What IS a bit disturbing is however the overall tendency to depict the standard error of the mean in within-subjects comparisons; and this ~20 years after it’s been pointed out that these measures of variance don’t tell us anything about the critical comparisons (e.g., Loftus & Masson, 1994). Big applause for Nieuwenhuis, Forstmann and Wagenmakers to squeeze a discussion of this issue into their paper.

PS: I’m myself not guilty of the analysis/interpretation error that Nieuwenhuis and colleagues pointed out, and I’m not trying to justify the use of t-tests where ANOVAs etc. would be more appropriate. All I’m saying is that I can *maybe* understand how this custom evolved.
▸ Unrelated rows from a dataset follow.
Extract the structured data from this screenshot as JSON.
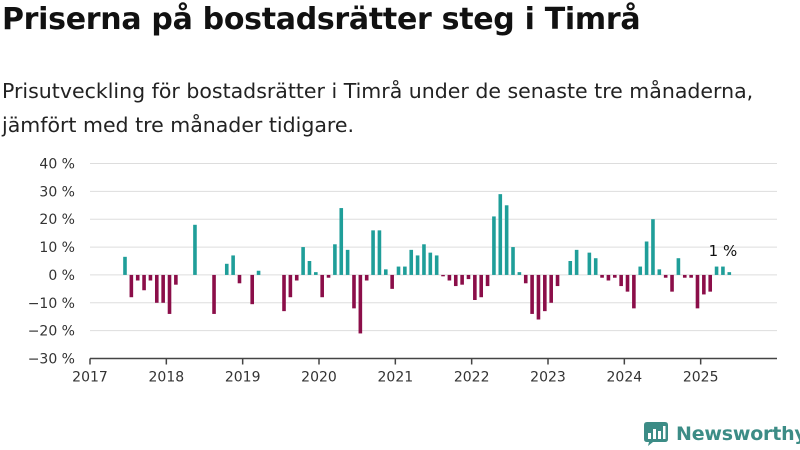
{
  "title": "Priserna på bostadsrätter steg i Timrå",
  "subtitle": "Prisutveckling för bostadsrätter i Timrå under de senaste tre månaderna, jämfört med tre månader tidigare.",
  "brand": "Newsworthy",
  "colors": {
    "positive": "#1f9e99",
    "negative": "#8b0e49",
    "brand": "#3c8c86",
    "grid": "#dddddd",
    "axis": "#444444"
  },
  "chart_data": {
    "type": "bar",
    "title": "Priserna på bostadsrätter steg i Timrå",
    "subtitle": "Prisutveckling för bostadsrätter i Timrå under de senaste tre månaderna, jämfört med tre månader tidigare.",
    "xlabel": "",
    "ylabel": "",
    "ylim": [
      -30,
      40
    ],
    "xlim": [
      "2017-01",
      "2025-12"
    ],
    "y_ticks": [
      40,
      30,
      20,
      10,
      0,
      -10,
      -20,
      -30
    ],
    "y_tick_labels": [
      "40 %",
      "30 %",
      "20 %",
      "10 %",
      "0 %",
      "−10 %",
      "−20 %",
      "−30 %"
    ],
    "x_tick_labels": [
      "2017",
      "2018",
      "2019",
      "2020",
      "2021",
      "2022",
      "2023",
      "2024",
      "2025"
    ],
    "grid": true,
    "annotation": {
      "label": "1 %",
      "month": "2025-04"
    },
    "series": [
      {
        "values": [
          {
            "month": "2017-06",
            "value": 6.5
          },
          {
            "month": "2017-07",
            "value": -8
          },
          {
            "month": "2017-08",
            "value": -2
          },
          {
            "month": "2017-09",
            "value": -5.5
          },
          {
            "month": "2017-10",
            "value": -2
          },
          {
            "month": "2017-11",
            "value": -10
          },
          {
            "month": "2017-12",
            "value": -10
          },
          {
            "month": "2018-01",
            "value": -14
          },
          {
            "month": "2018-02",
            "value": -3.5
          },
          {
            "month": "2018-05",
            "value": 18
          },
          {
            "month": "2018-08",
            "value": -14
          },
          {
            "month": "2018-10",
            "value": 4
          },
          {
            "month": "2018-11",
            "value": 7
          },
          {
            "month": "2018-12",
            "value": -3
          },
          {
            "month": "2019-02",
            "value": -10.5
          },
          {
            "month": "2019-03",
            "value": 1.5
          },
          {
            "month": "2019-07",
            "value": -13
          },
          {
            "month": "2019-08",
            "value": -8
          },
          {
            "month": "2019-09",
            "value": -2
          },
          {
            "month": "2019-10",
            "value": 10
          },
          {
            "month": "2019-11",
            "value": 5
          },
          {
            "month": "2019-12",
            "value": 1
          },
          {
            "month": "2020-01",
            "value": -8
          },
          {
            "month": "2020-02",
            "value": -1
          },
          {
            "month": "2020-03",
            "value": 11
          },
          {
            "month": "2020-04",
            "value": 24
          },
          {
            "month": "2020-05",
            "value": 9
          },
          {
            "month": "2020-06",
            "value": -12
          },
          {
            "month": "2020-07",
            "value": -21
          },
          {
            "month": "2020-08",
            "value": -2
          },
          {
            "month": "2020-09",
            "value": 16
          },
          {
            "month": "2020-10",
            "value": 16
          },
          {
            "month": "2020-11",
            "value": 2
          },
          {
            "month": "2020-12",
            "value": -5
          },
          {
            "month": "2021-01",
            "value": 3
          },
          {
            "month": "2021-02",
            "value": 3
          },
          {
            "month": "2021-03",
            "value": 9
          },
          {
            "month": "2021-04",
            "value": 7
          },
          {
            "month": "2021-05",
            "value": 11
          },
          {
            "month": "2021-06",
            "value": 8
          },
          {
            "month": "2021-07",
            "value": 7
          },
          {
            "month": "2021-08",
            "value": -0.5
          },
          {
            "month": "2021-09",
            "value": -2
          },
          {
            "month": "2021-10",
            "value": -4
          },
          {
            "month": "2021-11",
            "value": -3.5
          },
          {
            "month": "2021-12",
            "value": -1.5
          },
          {
            "month": "2022-01",
            "value": -9
          },
          {
            "month": "2022-02",
            "value": -8
          },
          {
            "month": "2022-03",
            "value": -4
          },
          {
            "month": "2022-04",
            "value": 21
          },
          {
            "month": "2022-05",
            "value": 29
          },
          {
            "month": "2022-06",
            "value": 25
          },
          {
            "month": "2022-07",
            "value": 10
          },
          {
            "month": "2022-08",
            "value": 1
          },
          {
            "month": "2022-09",
            "value": -3
          },
          {
            "month": "2022-10",
            "value": -14
          },
          {
            "month": "2022-11",
            "value": -16
          },
          {
            "month": "2022-12",
            "value": -13
          },
          {
            "month": "2023-01",
            "value": -10
          },
          {
            "month": "2023-02",
            "value": -4
          },
          {
            "month": "2023-04",
            "value": 5
          },
          {
            "month": "2023-05",
            "value": 9
          },
          {
            "month": "2023-07",
            "value": 8
          },
          {
            "month": "2023-08",
            "value": 6
          },
          {
            "month": "2023-09",
            "value": -1
          },
          {
            "month": "2023-10",
            "value": -2
          },
          {
            "month": "2023-11",
            "value": -1
          },
          {
            "month": "2023-12",
            "value": -4
          },
          {
            "month": "2024-01",
            "value": -6
          },
          {
            "month": "2024-02",
            "value": -12
          },
          {
            "month": "2024-03",
            "value": 3
          },
          {
            "month": "2024-04",
            "value": 12
          },
          {
            "month": "2024-05",
            "value": 20
          },
          {
            "month": "2024-06",
            "value": 2
          },
          {
            "month": "2024-07",
            "value": -1
          },
          {
            "month": "2024-08",
            "value": -6
          },
          {
            "month": "2024-09",
            "value": 6
          },
          {
            "month": "2024-10",
            "value": -1
          },
          {
            "month": "2024-11",
            "value": -1
          },
          {
            "month": "2024-12",
            "value": -12
          },
          {
            "month": "2025-01",
            "value": -7
          },
          {
            "month": "2025-02",
            "value": -6
          },
          {
            "month": "2025-03",
            "value": 3
          },
          {
            "month": "2025-04",
            "value": 3
          },
          {
            "month": "2025-05",
            "value": 1
          }
        ]
      }
    ]
  }
}
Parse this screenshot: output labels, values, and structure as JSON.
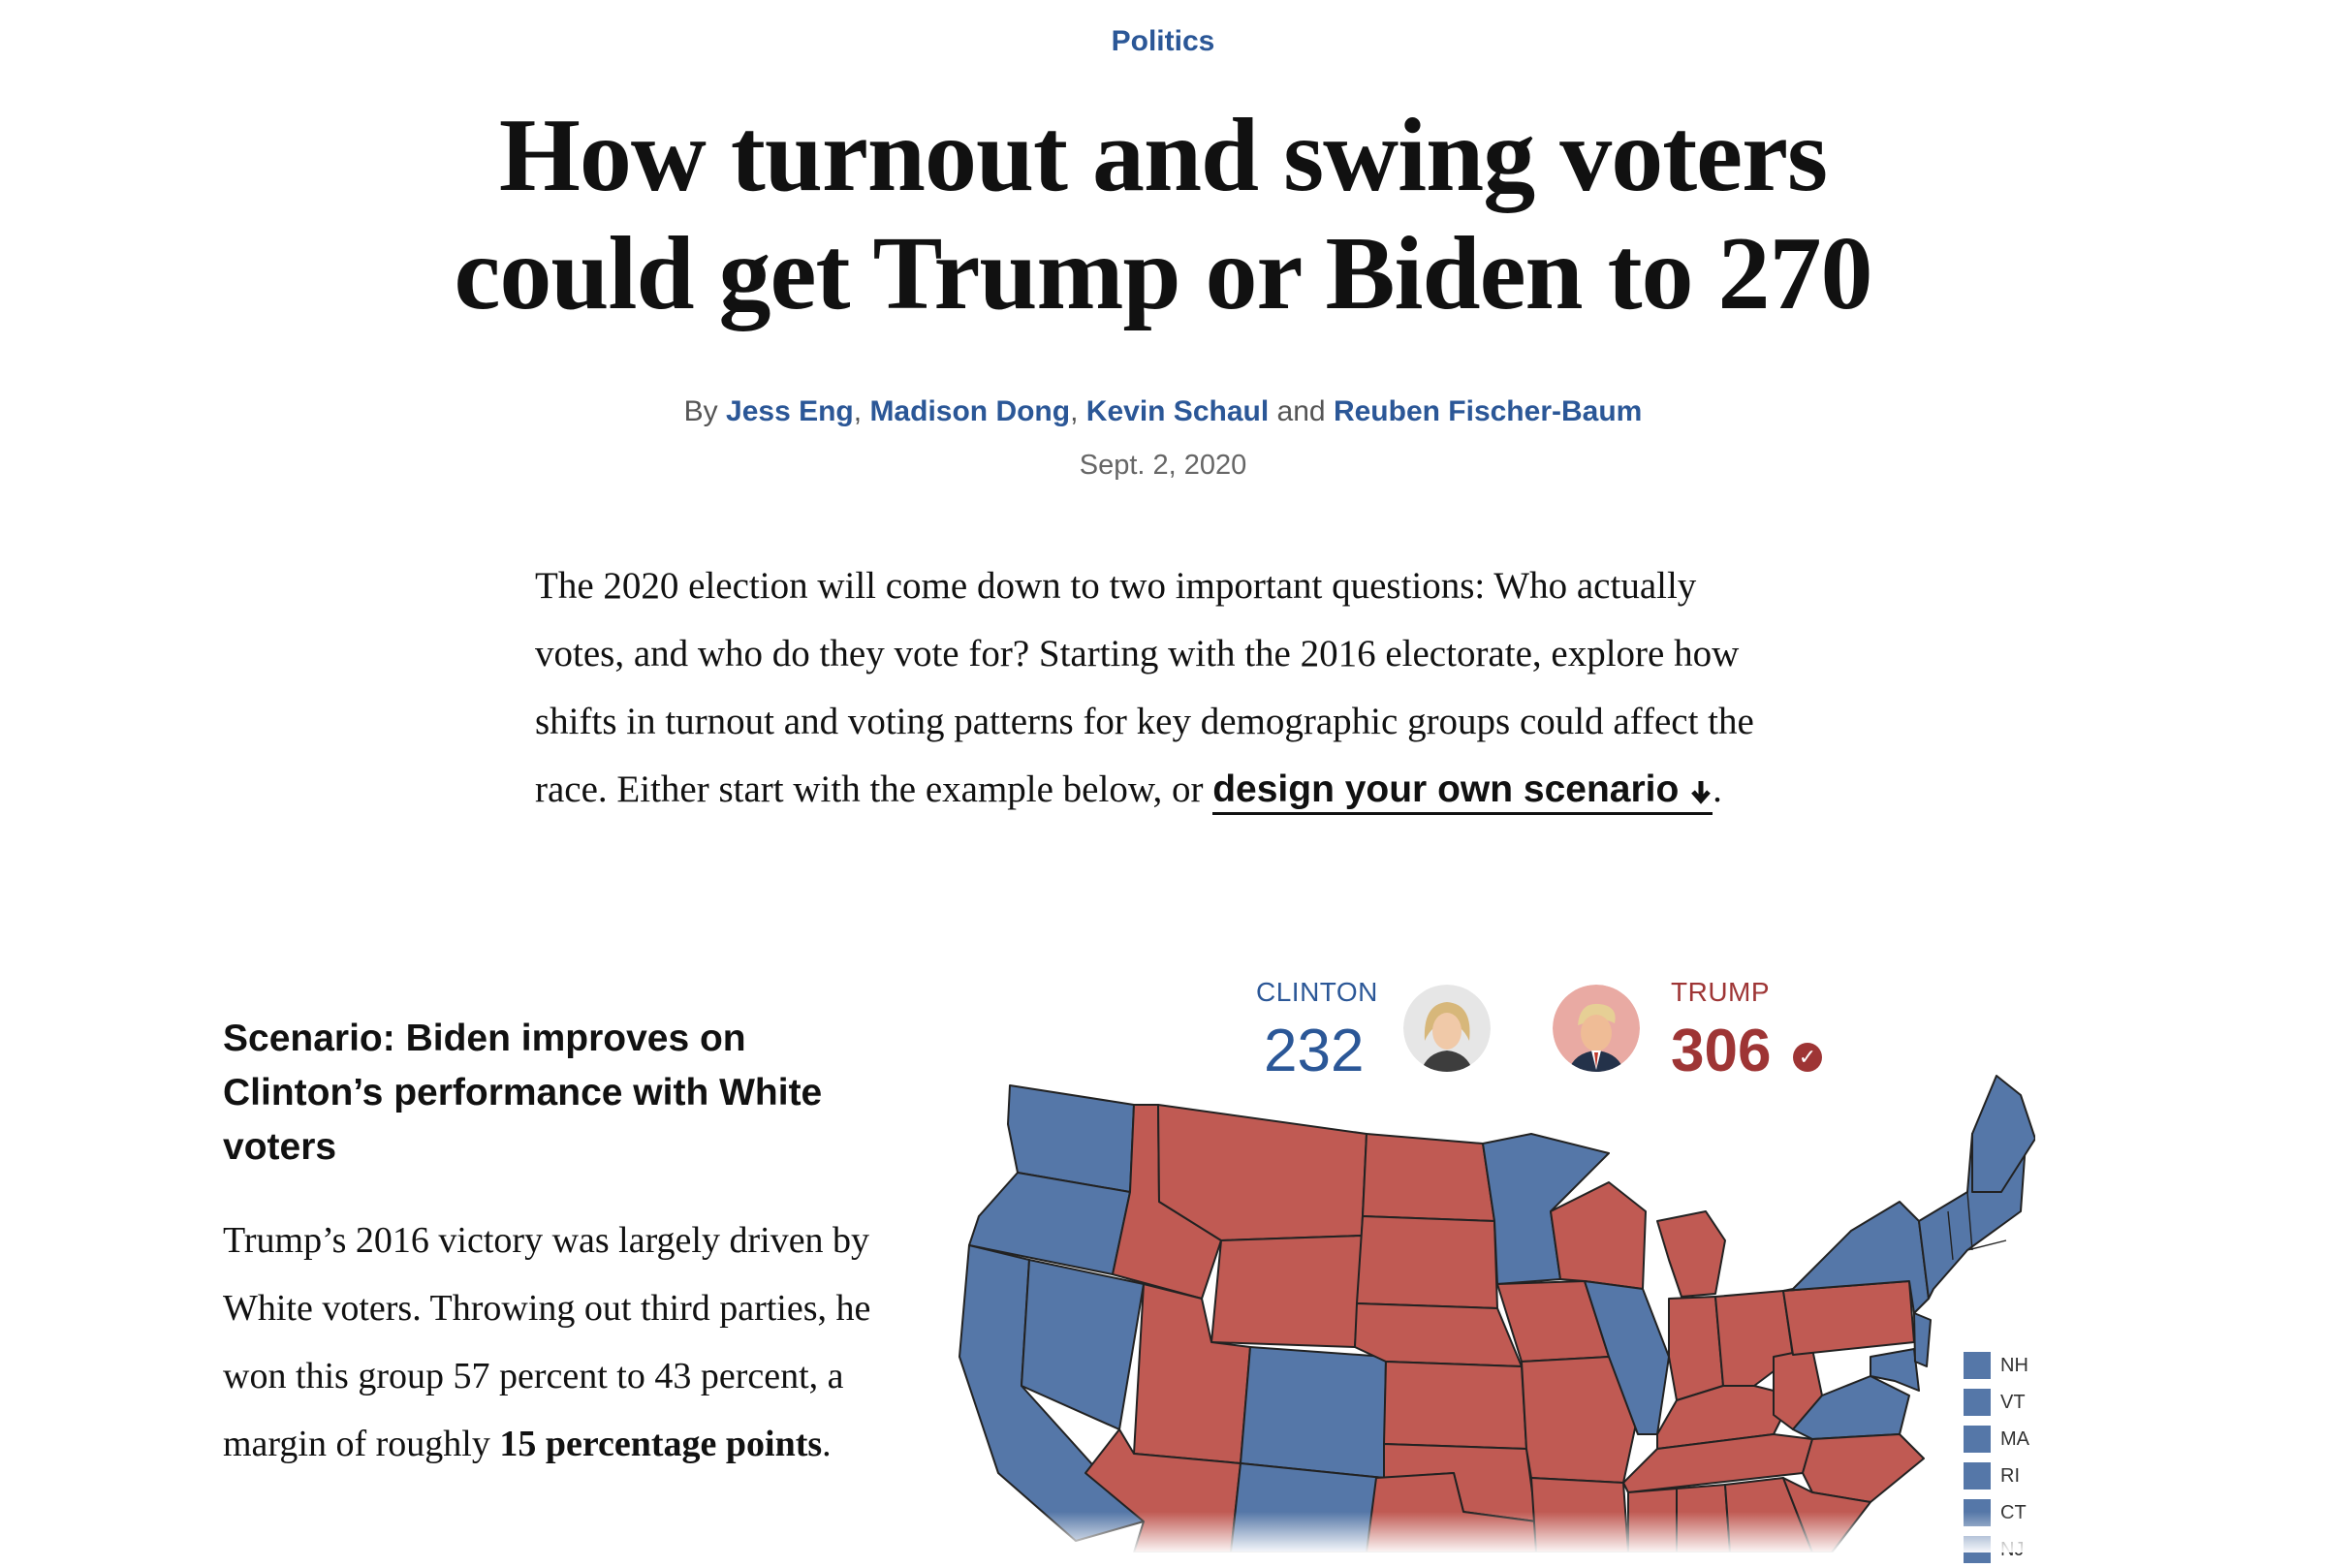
{
  "kicker": "Politics",
  "headline": {
    "line1": "How turnout and swing voters",
    "line2": "could get Trump or Biden to 270"
  },
  "byline": {
    "prefix": "By",
    "authors": [
      "Jess Eng",
      "Madison Dong",
      "Kevin Schaul",
      "Reuben Fischer-Baum"
    ],
    "sep": ",",
    "and": "and"
  },
  "date": "Sept. 2, 2020",
  "intro": {
    "text": "The 2020 election will come down to two important questions: Who actually votes, and who do they vote for? Starting with the 2016 electorate, explore how shifts in turnout and voting patterns for key demographic groups could affect the race. Either start with the example below, or",
    "cta": "design your own scenario",
    "cta_icon": "arrow-down-icon",
    "end": "."
  },
  "scenario": {
    "title": "Scenario: Biden improves on Clinton’s performance with White voters",
    "body_pre": "Trump’s 2016 victory was largely driven by White voters. Throwing out third parties, he won this group 57 percent to 43 percent, a margin of roughly",
    "body_bold": "15 percentage points",
    "body_end": "."
  },
  "results": {
    "dem": {
      "name": "CLINTON",
      "votes": "232",
      "color": "#2b5797"
    },
    "rep": {
      "name": "TRUMP",
      "votes": "306",
      "color": "#9e3535",
      "winner_icon": "check-circle-icon"
    }
  },
  "map": {
    "colors": {
      "dem": "#5577a8",
      "rep": "#c05a53",
      "border": "#222222"
    },
    "small_states": [
      "NH",
      "VT",
      "MA",
      "RI",
      "CT",
      "NJ"
    ]
  }
}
PPS: I am however guilty of reporting the standard error in within-subjects contrasts (instead of the more appropriate within-subjects confidence intervals). 🙂

## David @ Therapy said,

August 8, 2012 at 6:06 am

I heard that 23.75 % of statistics are useless anyway.

## kcharneski said,

February 6, 2013 at 1:54 pm

Suggesting the appropriate statistical test to carry out is impossible without knowing the nature of the data. I’d say this is a big problem in biology in general, applying tests which do not suit the data at hand. Most biological data is rarely normally distributed and hence does not meet the underlying assumptions for the most common, straight-out-of-the-box parametric tests such as T tests. But people apply them anyway — I suspect they do not really understand how they work.